From the "No buffer space available" it looks like the neighbour table on the system is full, which shouldn't happen normally.  One place to look for failures is /var/log/messages - it could show the table is full.  Also, looking at the net.ipv4.gc_thresh* sysctl settings would be useful, since it would tell you how many entries the table is configured for.

Comment 4 Brian Haley 2017-12-18 17:36:30 UTC
Sai,

Thanks for the info.  From the l3-agent log it looks like the neighbour table has overflowed since adding an ARP entry is failing.  Can the customer check in /var/log/messages for any related warnings?  Also, can they provide the output of 'sysctl -a | grep gc_thresh' ?  It could just be the need to increase the size of the table for their workload.

Comment 5 Brian Haley 2018-01-03 15:11:21 UTC
Just checking if additional info on my previous comment is available.

Comment 7 Brian Haley 2018-01-10 19:10:35 UTC
Those numbers for gc_thresh* are very low if this is a large deployment.  I actually found a bug and patch that increased these values done less than a year ago, I'll link it in the bug.

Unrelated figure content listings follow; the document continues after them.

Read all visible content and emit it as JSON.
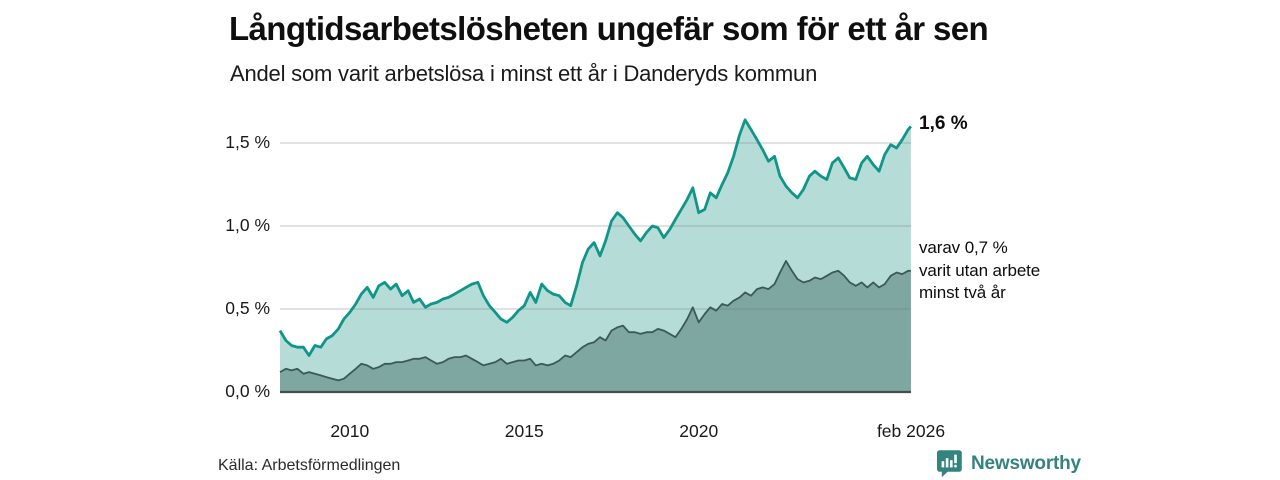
{
  "header": {
    "title": "Långtidsarbetslösheten ungefär som för ett år sen",
    "subtitle": "Andel som varit arbetslösa i minst ett år i Danderyds kommun"
  },
  "footer": {
    "source": "Källa: Arbetsförmedlingen",
    "brand_name": "Newsworthy",
    "brand_color": "#35837e",
    "brand_icon": "speech-bubble-bar-chart-icon"
  },
  "colors": {
    "line_total": "#0f9689",
    "fill_total": "#b6dcd7",
    "line_2yr": "#3c5a54",
    "fill_2yr": "#7da7a0",
    "gridline": "rgba(110,120,125,0.28)",
    "baseline": "#454e4d",
    "text": "#111111"
  },
  "chart_data": {
    "type": "area",
    "title": "Långtidsarbetslösheten ungefär som för ett år sen",
    "subtitle": "Andel som varit arbetslösa i minst ett år i Danderyds kommun",
    "x_unit": "decimal_year",
    "xlim": [
      2008.0,
      2026.083
    ],
    "ylim": [
      0,
      1.7
    ],
    "grid": true,
    "legend_position": "none-annotated-right",
    "yticks": [
      {
        "value": 0.0,
        "label": "0,0 %"
      },
      {
        "value": 0.5,
        "label": "0,5 %"
      },
      {
        "value": 1.0,
        "label": "1,0 %"
      },
      {
        "value": 1.5,
        "label": "1,5 %"
      }
    ],
    "xticks": [
      {
        "value": 2010,
        "label": "2010"
      },
      {
        "value": 2015,
        "label": "2015"
      },
      {
        "value": 2020,
        "label": "2020"
      },
      {
        "value": 2026.083,
        "label": "feb 2026"
      }
    ],
    "x": [
      2008.0,
      2008.17,
      2008.33,
      2008.5,
      2008.67,
      2008.83,
      2009.0,
      2009.17,
      2009.33,
      2009.5,
      2009.67,
      2009.83,
      2010.0,
      2010.17,
      2010.33,
      2010.5,
      2010.67,
      2010.83,
      2011.0,
      2011.17,
      2011.33,
      2011.5,
      2011.67,
      2011.83,
      2012.0,
      2012.17,
      2012.33,
      2012.5,
      2012.67,
      2012.83,
      2013.0,
      2013.17,
      2013.33,
      2013.5,
      2013.67,
      2013.83,
      2014.0,
      2014.17,
      2014.33,
      2014.5,
      2014.67,
      2014.83,
      2015.0,
      2015.17,
      2015.33,
      2015.5,
      2015.67,
      2015.83,
      2016.0,
      2016.17,
      2016.33,
      2016.5,
      2016.67,
      2016.83,
      2017.0,
      2017.17,
      2017.33,
      2017.5,
      2017.67,
      2017.83,
      2018.0,
      2018.17,
      2018.33,
      2018.5,
      2018.67,
      2018.83,
      2019.0,
      2019.17,
      2019.33,
      2019.5,
      2019.67,
      2019.83,
      2020.0,
      2020.17,
      2020.33,
      2020.5,
      2020.67,
      2020.83,
      2021.0,
      2021.17,
      2021.33,
      2021.5,
      2021.67,
      2021.83,
      2022.0,
      2022.17,
      2022.33,
      2022.5,
      2022.67,
      2022.83,
      2023.0,
      2023.17,
      2023.33,
      2023.5,
      2023.67,
      2023.83,
      2024.0,
      2024.17,
      2024.33,
      2024.5,
      2024.67,
      2024.83,
      2025.0,
      2025.17,
      2025.33,
      2025.5,
      2025.67,
      2025.83,
      2026.0,
      2026.08
    ],
    "series": [
      {
        "name": "Andel arbetslösa minst ett år",
        "end_value_label": "1,6 %",
        "values": [
          0.37,
          0.31,
          0.28,
          0.27,
          0.27,
          0.22,
          0.28,
          0.27,
          0.32,
          0.34,
          0.38,
          0.44,
          0.48,
          0.53,
          0.59,
          0.63,
          0.57,
          0.64,
          0.66,
          0.62,
          0.65,
          0.58,
          0.61,
          0.54,
          0.56,
          0.51,
          0.53,
          0.54,
          0.56,
          0.57,
          0.59,
          0.61,
          0.63,
          0.65,
          0.66,
          0.58,
          0.52,
          0.48,
          0.44,
          0.42,
          0.45,
          0.49,
          0.52,
          0.6,
          0.54,
          0.65,
          0.61,
          0.59,
          0.58,
          0.54,
          0.52,
          0.64,
          0.78,
          0.86,
          0.9,
          0.82,
          0.91,
          1.03,
          1.08,
          1.05,
          1.0,
          0.95,
          0.91,
          0.96,
          1.0,
          0.99,
          0.93,
          0.98,
          1.04,
          1.1,
          1.16,
          1.23,
          1.08,
          1.1,
          1.2,
          1.17,
          1.25,
          1.32,
          1.42,
          1.55,
          1.64,
          1.58,
          1.52,
          1.46,
          1.39,
          1.42,
          1.3,
          1.24,
          1.2,
          1.17,
          1.22,
          1.3,
          1.33,
          1.3,
          1.28,
          1.38,
          1.41,
          1.35,
          1.29,
          1.28,
          1.38,
          1.42,
          1.37,
          1.33,
          1.43,
          1.49,
          1.47,
          1.52,
          1.58,
          1.6
        ]
      },
      {
        "name": "varav utan arbete minst två år",
        "end_value_label": "0,7 %",
        "values": [
          0.12,
          0.14,
          0.13,
          0.14,
          0.11,
          0.12,
          0.11,
          0.1,
          0.09,
          0.08,
          0.07,
          0.08,
          0.11,
          0.14,
          0.17,
          0.16,
          0.14,
          0.15,
          0.17,
          0.17,
          0.18,
          0.18,
          0.19,
          0.2,
          0.2,
          0.21,
          0.19,
          0.17,
          0.18,
          0.2,
          0.21,
          0.21,
          0.22,
          0.2,
          0.18,
          0.16,
          0.17,
          0.18,
          0.2,
          0.17,
          0.18,
          0.19,
          0.19,
          0.2,
          0.16,
          0.17,
          0.16,
          0.17,
          0.19,
          0.22,
          0.21,
          0.24,
          0.27,
          0.29,
          0.3,
          0.33,
          0.31,
          0.37,
          0.39,
          0.4,
          0.36,
          0.36,
          0.35,
          0.36,
          0.36,
          0.38,
          0.37,
          0.35,
          0.33,
          0.38,
          0.44,
          0.51,
          0.42,
          0.47,
          0.51,
          0.49,
          0.53,
          0.52,
          0.55,
          0.57,
          0.6,
          0.58,
          0.62,
          0.63,
          0.62,
          0.65,
          0.72,
          0.79,
          0.73,
          0.68,
          0.66,
          0.67,
          0.69,
          0.68,
          0.7,
          0.72,
          0.73,
          0.7,
          0.66,
          0.64,
          0.66,
          0.63,
          0.66,
          0.63,
          0.65,
          0.7,
          0.72,
          0.71,
          0.73,
          0.73
        ]
      }
    ],
    "callouts": [
      {
        "text": "1,6 %",
        "series": 0,
        "style": "bold"
      },
      {
        "text": "varav 0,7 %\nvarit utan arbete\nminst två år",
        "series": 1,
        "style": "regular"
      }
    ]
  }
}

That said, on the affected node they could try increasing these values and see if the problem persists:

# sysctl -w net.ipv4.neigh.default.gc_thresh1=1024
# sysctl -w net.ipv4.neigh.default.gc_thresh2=2048
# sysctl -w net.ipv4.neigh.default.gc_thresh3=4096

Those are the new default values.

If that works then someone could look at backporting the changes.

Comment 8 Brent Eagles 2018-01-10 19:36:50 UTC
upstream backport for OSPd/TripleO fix for this on the newton branch is https://review.openstack.org/#/c/532612/

Comment 12 Brian Haley 2018-06-14 13:57:16 UTC
I don't think you have to boot 5-6 instances, verifying the gc_thresh settings are correct should be enough as it shows the size of the neighbour table has been increased.

Comment 14 errata-xmlrpc 2018-06-27 23:30:46 UTC
Since the problem described in this bug report should be
resolved in a recent advisory, it has been closed with a
resolution of ERRATA.

For information on the advisory, and where to find the updated
files, follow the link below.

If the solution does not work for you, open a new bug report.

https://access.redhat.com/errata/RHBA-2018:2101